Abundance of myofibroblasts in grafts. Native skin prior to wounding, ungrafted full-thickness wounds, and wounds grafted with FTSG and BTM were co-stained for alpha-smooth muscle actin (α-SMA) in green and vimentin (VIM, a fibroblast marker) in red. Representative images of (A) α-SMA and VIM co-staining on day 5 and day 21 of FTSG and BTM grafts compared with native skin. Total number of cells expressing (B) VIM, α-SMA, and both (C) α-SMA⁺/VIM⁺ myofibroblast compared with the percentage of α-SMA⁺ cells and (D) α-SMA⁺/VIM⁺ myofibroblast compared with the percentage of VIM⁺ fibroblast were measured using NIS-elements version 5.21.00 software and normalised against no primary antibody negative control staining for each section. Data analysed using one-way ANOVA in (B) or an unpaired t-test in (C,D).

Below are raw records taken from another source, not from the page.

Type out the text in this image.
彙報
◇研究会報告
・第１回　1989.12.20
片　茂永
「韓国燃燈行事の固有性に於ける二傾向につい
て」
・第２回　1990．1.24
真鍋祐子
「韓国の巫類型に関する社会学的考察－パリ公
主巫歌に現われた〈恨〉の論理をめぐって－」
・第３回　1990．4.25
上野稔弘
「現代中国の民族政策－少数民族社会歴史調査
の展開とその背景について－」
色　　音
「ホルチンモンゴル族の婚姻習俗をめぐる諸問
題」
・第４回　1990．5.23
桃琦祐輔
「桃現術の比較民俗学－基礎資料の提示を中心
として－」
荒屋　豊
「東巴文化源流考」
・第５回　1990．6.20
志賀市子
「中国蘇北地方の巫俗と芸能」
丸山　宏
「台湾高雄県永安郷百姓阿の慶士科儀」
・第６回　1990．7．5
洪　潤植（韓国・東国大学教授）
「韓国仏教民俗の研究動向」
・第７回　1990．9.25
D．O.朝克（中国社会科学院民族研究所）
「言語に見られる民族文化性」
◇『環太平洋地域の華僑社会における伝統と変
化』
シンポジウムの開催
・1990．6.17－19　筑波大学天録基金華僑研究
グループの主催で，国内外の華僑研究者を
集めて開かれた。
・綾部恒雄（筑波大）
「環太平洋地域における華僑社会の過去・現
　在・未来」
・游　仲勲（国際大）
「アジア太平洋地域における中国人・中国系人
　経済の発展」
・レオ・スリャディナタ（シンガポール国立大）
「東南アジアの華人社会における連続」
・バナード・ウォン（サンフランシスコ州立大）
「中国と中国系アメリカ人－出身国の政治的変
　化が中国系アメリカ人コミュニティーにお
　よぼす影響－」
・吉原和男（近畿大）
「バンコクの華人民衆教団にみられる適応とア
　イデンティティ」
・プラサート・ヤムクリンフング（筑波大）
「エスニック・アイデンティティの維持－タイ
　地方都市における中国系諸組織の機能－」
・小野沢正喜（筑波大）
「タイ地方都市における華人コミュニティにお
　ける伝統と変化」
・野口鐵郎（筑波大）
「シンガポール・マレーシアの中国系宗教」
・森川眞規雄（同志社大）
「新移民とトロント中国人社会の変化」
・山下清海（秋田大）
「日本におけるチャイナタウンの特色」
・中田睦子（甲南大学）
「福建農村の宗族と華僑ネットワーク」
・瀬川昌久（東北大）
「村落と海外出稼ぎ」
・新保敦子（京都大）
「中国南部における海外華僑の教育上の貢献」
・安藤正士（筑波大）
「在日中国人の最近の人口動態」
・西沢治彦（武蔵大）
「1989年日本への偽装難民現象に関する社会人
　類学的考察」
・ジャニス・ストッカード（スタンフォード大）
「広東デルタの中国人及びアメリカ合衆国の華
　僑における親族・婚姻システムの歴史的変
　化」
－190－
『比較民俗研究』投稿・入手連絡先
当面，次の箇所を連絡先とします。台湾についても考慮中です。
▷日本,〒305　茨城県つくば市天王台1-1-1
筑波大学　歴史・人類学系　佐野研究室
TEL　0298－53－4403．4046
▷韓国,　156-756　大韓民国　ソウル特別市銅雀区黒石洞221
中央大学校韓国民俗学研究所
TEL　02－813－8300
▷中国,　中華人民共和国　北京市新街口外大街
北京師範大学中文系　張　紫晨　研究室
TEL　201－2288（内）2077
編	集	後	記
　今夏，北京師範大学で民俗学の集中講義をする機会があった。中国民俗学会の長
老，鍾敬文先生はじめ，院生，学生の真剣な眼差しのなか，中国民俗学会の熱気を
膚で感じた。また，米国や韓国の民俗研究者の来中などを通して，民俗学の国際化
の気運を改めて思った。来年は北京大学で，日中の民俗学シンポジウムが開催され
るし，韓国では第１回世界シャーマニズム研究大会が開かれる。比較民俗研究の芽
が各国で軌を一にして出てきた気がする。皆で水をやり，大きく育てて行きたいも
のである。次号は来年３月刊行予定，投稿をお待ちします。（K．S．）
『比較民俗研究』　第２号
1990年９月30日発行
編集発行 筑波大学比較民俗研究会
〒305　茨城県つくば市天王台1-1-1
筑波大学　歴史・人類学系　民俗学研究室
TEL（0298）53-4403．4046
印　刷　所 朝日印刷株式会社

Values represent mean +/− SEM in each group (n = 4 mice per group, ns = not significant, * = p ≤ 0.05).

Figure 5

Myofibroblast differentiation in BTM grafts is likely to be mediated at least partly by transforming growth factor beta 1 (TGF-β1). (A) TGF-β1 mRNA was measured by RT-qPCR from the tissue of ungrafted full-thickness wounds or wounds grafted with FTSG and BTM on day 1, day 5, and day 21. Data were analysed as expression fold changes of the targets against the average of the C_t values of three housekeeping genes (Polr2a, Eef1a1, Tuba1a), and normalised against the C_t values of the same genes of the “tail” skin. Proteins isolated from ungrafted and FTSG/BTM-grafted wounds were analysed for (B) TGF-β1 and its downstream mediator (C) connective tissue growth factor (CTGF) secretion using ELISA. Data analysed using two-way ANOVA. Values represent mean +/− SEM in each group (n = 3–4 mice per group, * = p ≤ 0.05, *** = p ≤ 0.001).